Template matching is one of the areas of profound interest in recent times. It has turned out to be a revolution in computer vision. Template Matching is a high-level machine vision technique that identifies the parts on an image that match a predefined template. Advanced template matching algorithms allow us to find occurrences of the template regardless of their orientation and local brightness. Template Matching techniques are flexible and relatively straightforward to use, which makes them one of the most popular methods of object localization. Their applicability is limited mostly by the available computational power, as identification of big and complex templates can be time-consuming.
What is it?
It is a technique used in classifying an object by comparing portions of images with another image. One of the important techniques in Digital image processing is template matching. Templates are usually employed to print characters, identify numbers and other simple objects. It can be used for the detection of edges in figures, in manufacturing as a part of quality control, and as a means to navigate a mobile robot.
Figure 1: Example of Template Matching
Figure 1 depicts an example of it. It is a strategy for discovering zones of an image, which match (are indistinguishable) a template image (patch). We require 2 crucial segments. We need two vital segments:
- Source image (I): The picture inside which we are hoping to find out a match to the template image.
- Template image (T): The patch image that can be compared to the template image and our objective is to discover the most effective technique for the best matching region. The matching technique not solely takes the similarity measure however it computes the inaccuracy among images reckoning on the difference by means of Mean Squared Error (MSE) metric.
Figure 2 Real-world application
Template Matching Approaches
General categorizations of template or image matching approaches are Featured-based approach and Template or Area based approach:
- Featured-based approach: The Featured-based method is appropriate while both reference and template images have more connection with regard to features and control points. The features comprise points, a surface model which needs to be matched, and curves. At this point, the goal is to position the pairwise association amongst reference and layout pictures using their spatial relations or descriptors of components.

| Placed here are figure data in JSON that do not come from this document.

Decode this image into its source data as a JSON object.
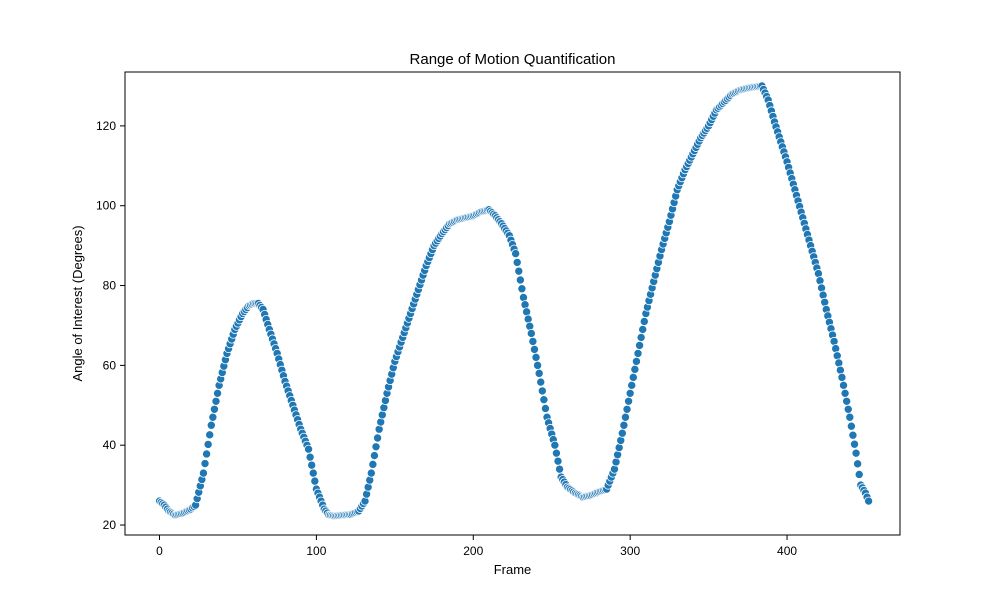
{
  "chart_data": {
    "type": "scatter",
    "title": "Range of Motion Quantification",
    "xlabel": "Frame",
    "ylabel": "Angle of Interest (Degrees)",
    "xlim": [
      -22,
      472
    ],
    "ylim": [
      17.5,
      133.5
    ],
    "xticks": [
      0,
      100,
      200,
      300,
      400
    ],
    "yticks": [
      20,
      40,
      60,
      80,
      100,
      120
    ],
    "xtick_labels": [
      "0",
      "100",
      "200",
      "300",
      "400"
    ],
    "ytick_labels": [
      "20",
      "40",
      "60",
      "80",
      "100",
      "120"
    ],
    "grid": false,
    "marker_color": "#1f77b4",
    "marker_edge_color": "#ffffff",
    "control_points": [
      [
        0,
        26
      ],
      [
        3,
        25
      ],
      [
        6,
        23.5
      ],
      [
        10,
        22.5
      ],
      [
        15,
        23
      ],
      [
        20,
        24
      ],
      [
        23,
        25
      ],
      [
        28,
        33
      ],
      [
        33,
        45
      ],
      [
        38,
        55
      ],
      [
        43,
        63
      ],
      [
        48,
        69
      ],
      [
        53,
        73
      ],
      [
        57,
        75
      ],
      [
        60,
        75.5
      ],
      [
        63,
        75.5
      ],
      [
        66,
        74
      ],
      [
        70,
        69
      ],
      [
        75,
        63
      ],
      [
        80,
        56
      ],
      [
        85,
        50
      ],
      [
        90,
        44
      ],
      [
        95,
        39
      ],
      [
        100,
        29
      ],
      [
        105,
        24
      ],
      [
        108,
        22.5
      ],
      [
        112,
        22.3
      ],
      [
        117,
        22.5
      ],
      [
        122,
        22.7
      ],
      [
        127,
        23.5
      ],
      [
        131,
        26
      ],
      [
        135,
        33
      ],
      [
        140,
        44
      ],
      [
        145,
        53
      ],
      [
        150,
        61
      ],
      [
        155,
        67
      ],
      [
        160,
        73
      ],
      [
        165,
        79
      ],
      [
        170,
        85
      ],
      [
        175,
        90
      ],
      [
        180,
        93
      ],
      [
        185,
        95.5
      ],
      [
        190,
        96.5
      ],
      [
        195,
        97
      ],
      [
        200,
        97.5
      ],
      [
        205,
        98.5
      ],
      [
        210,
        99
      ],
      [
        214,
        97.5
      ],
      [
        218,
        95.5
      ],
      [
        223,
        92.5
      ],
      [
        227,
        88
      ],
      [
        232,
        77
      ],
      [
        237,
        68
      ],
      [
        242,
        58
      ],
      [
        247,
        47
      ],
      [
        252,
        40
      ],
      [
        256,
        32
      ],
      [
        260,
        29.5
      ],
      [
        265,
        28
      ],
      [
        270,
        27
      ],
      [
        275,
        27.5
      ],
      [
        280,
        28.3
      ],
      [
        285,
        29
      ],
      [
        290,
        34
      ],
      [
        295,
        43
      ],
      [
        300,
        53
      ],
      [
        305,
        63
      ],
      [
        310,
        73
      ],
      [
        315,
        81
      ],
      [
        320,
        89
      ],
      [
        325,
        96
      ],
      [
        330,
        104
      ],
      [
        335,
        109
      ],
      [
        340,
        113
      ],
      [
        345,
        117
      ],
      [
        350,
        120
      ],
      [
        355,
        124
      ],
      [
        360,
        126
      ],
      [
        365,
        128
      ],
      [
        370,
        129
      ],
      [
        375,
        129.5
      ],
      [
        380,
        129.8
      ],
      [
        384,
        130
      ],
      [
        388,
        126.5
      ],
      [
        392,
        121
      ],
      [
        396,
        116
      ],
      [
        400,
        111
      ],
      [
        405,
        104
      ],
      [
        410,
        97
      ],
      [
        415,
        90
      ],
      [
        420,
        83
      ],
      [
        425,
        74
      ],
      [
        430,
        66
      ],
      [
        435,
        57
      ],
      [
        440,
        47
      ],
      [
        444,
        38
      ],
      [
        447,
        30
      ],
      [
        450,
        28
      ],
      [
        452,
        26
      ]
    ]
  }
}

- Template-based approach: Template-based template matching approach could probably require sampling of a huge quantity of points, it is possible to cut back the number of sampling points by diminishing the resolution of the search and template images via the same factor and performing an operation on the resulting downsized images (multiresolution, or Pyramid (image processing)), providing a search window of data points inside the search image in order that the template doesn’t have to be compelled to look for each possible data point and the mixture of the two.
- Area-based approach: Area-based methods are typically referred to as correlation-like methods or template-matching methods, which is the blend of feature matching, feature detection, motion tracking, occlusion handling, etc. Area-based methods merge the matching part with the feature detection step. These techniques manage the pictures without attempting to identify the remarkable article. Windows of predefined size is used for the estimation of correspondence.
- Motion Tracking and Occlusion Handling: For the templates which cannot provide and may not provide an instantaneous match, in that case, Eigenspaces may be used, which provides the details of matching images beneath numerous conditions, appropriate matching poses, or color contrast. For instance, if the person turned into searching out a specimen, the Eigen spaces may include templates of specimens totally different in numerous positions to the camera with different lighting conditions or expressions. There is feasibility for the matching figure to be occluded via an associated item or issues involved in movement turn out to be ambiguous. One of the probable answers for that can be to separate the template into more than one sub-images and carry out matching on them.
The following are the limitations of template matching:
- Templates are not rotation or scale invariant.
- Slight changes in size or orientation variations can cause problems.
- It often uses several templates to represent one object.
- Templates may be of different sizes.
- Rotations of the same template.
- Particularly if you search the entire image or if you use several templates in that case template matching is a very expensive operation.
- It is easily “parallelized”.
- It requires high computational power because the detection of large patterns of an image is very time taking.
 Paridhi Swaroop and Neelam Sharma, “An Overview of Various Template Matching Methodologies in Image Processing”, International Journal of Computer Applications (IJCA), Volume 153 – No 10, November 2016
 T. Mahalakshmi, R. Muthaiah and P. Swaminathan, “Review Article: An Overview of Template Matching Technique in Image Processing”, Research Journal of Applied Sciences, Engineering, and Technology, Volume 4, Number 24, pp. 5469-5473, 2012.
 Nazil Perveen, Darshan Kumar and Ishan Bhardwaj, “An Overview on Template Matching Methodologies and its Applications”, International Journal of Research in Computer and Communication Technology, Volume 2, Issue 10, October- 2013.